The parasitic copepod Salmincola californiensis infects Pacific salmon and trout (Oncorhynchus spp.) and often reaches high prevalence and intensity in reservoirs compared to stream systems. Recent research has indicated an important role of temperature in copepod development and fish susceptibility. Here, we examine the role of temperature on relative infection risk for juvenile Chinook Salmon in multiple reservoirs of the upper Willamette River Basin, Oregon. We used and expanded the GrowChinook model (a linked foraging and bioenergetics model) to estimate juvenile salmon infection risk. Based on salmon vertical migration patterns, we added estimates of copepod generations produced and thermal strata metrics for the infectious copepodid lifestage that appear associated with copepodid aggregations and increased infection risk. Our model predicted that Chinook Salmon in Lookout Point Reservoir consistently presented the greatest infection hours and estimated copepod generations, especially compared to Cougar Reservoir.
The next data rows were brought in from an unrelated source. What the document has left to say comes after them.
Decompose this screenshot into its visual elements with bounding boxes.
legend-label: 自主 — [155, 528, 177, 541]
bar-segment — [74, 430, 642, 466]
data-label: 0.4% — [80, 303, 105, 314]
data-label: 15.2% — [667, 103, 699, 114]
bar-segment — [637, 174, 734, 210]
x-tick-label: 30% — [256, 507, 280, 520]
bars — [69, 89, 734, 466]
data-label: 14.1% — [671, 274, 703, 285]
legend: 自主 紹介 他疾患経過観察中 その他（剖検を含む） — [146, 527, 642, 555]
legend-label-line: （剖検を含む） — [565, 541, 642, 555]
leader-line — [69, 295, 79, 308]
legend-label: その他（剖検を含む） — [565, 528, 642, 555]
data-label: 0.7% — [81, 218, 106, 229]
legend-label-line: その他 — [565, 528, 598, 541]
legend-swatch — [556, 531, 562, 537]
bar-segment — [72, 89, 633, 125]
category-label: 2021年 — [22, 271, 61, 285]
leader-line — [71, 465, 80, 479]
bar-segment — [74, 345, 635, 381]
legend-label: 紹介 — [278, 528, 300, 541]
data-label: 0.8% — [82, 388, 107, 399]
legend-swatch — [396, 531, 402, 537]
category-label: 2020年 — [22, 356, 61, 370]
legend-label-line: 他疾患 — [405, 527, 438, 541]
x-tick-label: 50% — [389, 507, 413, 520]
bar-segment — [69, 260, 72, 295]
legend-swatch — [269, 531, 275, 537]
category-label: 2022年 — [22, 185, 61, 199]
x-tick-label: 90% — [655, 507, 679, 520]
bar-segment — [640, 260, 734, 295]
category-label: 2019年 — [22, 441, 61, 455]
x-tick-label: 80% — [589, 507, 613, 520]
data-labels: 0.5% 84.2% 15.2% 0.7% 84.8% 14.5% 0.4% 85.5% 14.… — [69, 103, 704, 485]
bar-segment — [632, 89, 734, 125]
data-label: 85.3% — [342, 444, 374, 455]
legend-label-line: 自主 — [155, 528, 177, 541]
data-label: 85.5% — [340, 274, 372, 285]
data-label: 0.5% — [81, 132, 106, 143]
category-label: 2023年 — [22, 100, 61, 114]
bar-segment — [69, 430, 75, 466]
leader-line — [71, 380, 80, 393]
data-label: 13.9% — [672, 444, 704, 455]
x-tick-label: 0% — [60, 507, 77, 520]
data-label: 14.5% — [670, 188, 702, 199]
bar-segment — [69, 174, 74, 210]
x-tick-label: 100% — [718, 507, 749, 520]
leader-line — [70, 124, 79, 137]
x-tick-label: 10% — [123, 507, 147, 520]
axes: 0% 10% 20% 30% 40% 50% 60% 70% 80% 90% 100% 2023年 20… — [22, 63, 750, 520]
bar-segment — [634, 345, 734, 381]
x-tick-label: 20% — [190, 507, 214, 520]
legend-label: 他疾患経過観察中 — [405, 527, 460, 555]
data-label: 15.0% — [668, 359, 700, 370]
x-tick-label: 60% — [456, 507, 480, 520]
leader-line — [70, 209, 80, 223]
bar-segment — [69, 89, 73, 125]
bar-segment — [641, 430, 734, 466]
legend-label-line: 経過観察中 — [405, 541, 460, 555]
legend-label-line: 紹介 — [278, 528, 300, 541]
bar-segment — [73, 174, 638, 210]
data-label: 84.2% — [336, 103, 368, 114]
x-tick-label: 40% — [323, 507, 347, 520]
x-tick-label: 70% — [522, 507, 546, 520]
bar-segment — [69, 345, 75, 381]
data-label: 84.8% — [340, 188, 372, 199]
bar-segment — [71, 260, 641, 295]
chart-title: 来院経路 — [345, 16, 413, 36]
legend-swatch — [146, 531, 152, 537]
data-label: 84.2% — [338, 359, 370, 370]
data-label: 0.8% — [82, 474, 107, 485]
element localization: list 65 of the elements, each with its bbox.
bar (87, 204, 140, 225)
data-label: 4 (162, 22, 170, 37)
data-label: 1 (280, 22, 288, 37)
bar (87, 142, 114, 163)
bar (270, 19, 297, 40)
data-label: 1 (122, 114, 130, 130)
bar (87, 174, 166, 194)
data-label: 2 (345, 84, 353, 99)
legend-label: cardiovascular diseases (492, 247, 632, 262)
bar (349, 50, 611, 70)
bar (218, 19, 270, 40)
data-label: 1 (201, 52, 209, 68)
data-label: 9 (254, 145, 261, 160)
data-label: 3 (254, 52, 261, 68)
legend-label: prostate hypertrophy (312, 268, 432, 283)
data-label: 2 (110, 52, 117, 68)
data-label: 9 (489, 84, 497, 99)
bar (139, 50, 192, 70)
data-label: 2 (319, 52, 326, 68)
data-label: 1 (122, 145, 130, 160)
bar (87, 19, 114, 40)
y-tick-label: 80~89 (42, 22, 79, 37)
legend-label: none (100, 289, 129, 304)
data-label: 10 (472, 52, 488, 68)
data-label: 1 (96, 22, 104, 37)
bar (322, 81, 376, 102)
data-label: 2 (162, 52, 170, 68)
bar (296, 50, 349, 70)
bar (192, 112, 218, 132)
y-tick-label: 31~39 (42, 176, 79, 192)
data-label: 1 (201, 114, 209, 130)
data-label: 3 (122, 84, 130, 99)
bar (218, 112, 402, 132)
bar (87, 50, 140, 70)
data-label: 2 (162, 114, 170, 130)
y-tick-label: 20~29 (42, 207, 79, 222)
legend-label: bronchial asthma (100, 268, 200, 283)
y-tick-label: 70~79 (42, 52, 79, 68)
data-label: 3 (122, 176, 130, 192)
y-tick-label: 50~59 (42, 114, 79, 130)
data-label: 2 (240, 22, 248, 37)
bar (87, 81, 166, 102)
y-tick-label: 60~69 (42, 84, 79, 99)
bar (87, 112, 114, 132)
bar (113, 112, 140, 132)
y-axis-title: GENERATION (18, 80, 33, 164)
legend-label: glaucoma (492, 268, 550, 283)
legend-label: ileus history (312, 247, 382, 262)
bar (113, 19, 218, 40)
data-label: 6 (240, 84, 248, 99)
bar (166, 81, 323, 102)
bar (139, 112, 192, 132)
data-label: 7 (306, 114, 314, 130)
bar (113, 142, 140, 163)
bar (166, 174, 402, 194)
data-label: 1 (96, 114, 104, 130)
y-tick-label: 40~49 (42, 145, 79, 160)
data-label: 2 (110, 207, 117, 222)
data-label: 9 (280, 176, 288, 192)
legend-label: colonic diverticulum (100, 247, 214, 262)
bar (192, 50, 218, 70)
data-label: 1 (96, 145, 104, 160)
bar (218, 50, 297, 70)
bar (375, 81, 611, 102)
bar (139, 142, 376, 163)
This relative modelled risk is consistent with recent models of infection driven mortality and the severe damage caused by the infectious copepodid, a lifestage that is not readily visible in the field and thus has not been included in traditional infection prevalence and intensity counts. We discuss model limitations, potential for future research, and the potential for application of the copepod expansion equations to existing linked foraging and bioenergetics models or observed behaviors of salmonids in other lentic systems. We demonstrate that using a temperature sensitive model framework to test our existing knowledge and assumptions about copepod infection dynamics is useful in interpreting other lines of evidence, such as mortality estimates. Collectively, this work provides a testable framework for future comparisons of infection potential by this parasite infecting Pacific salmon and trout species.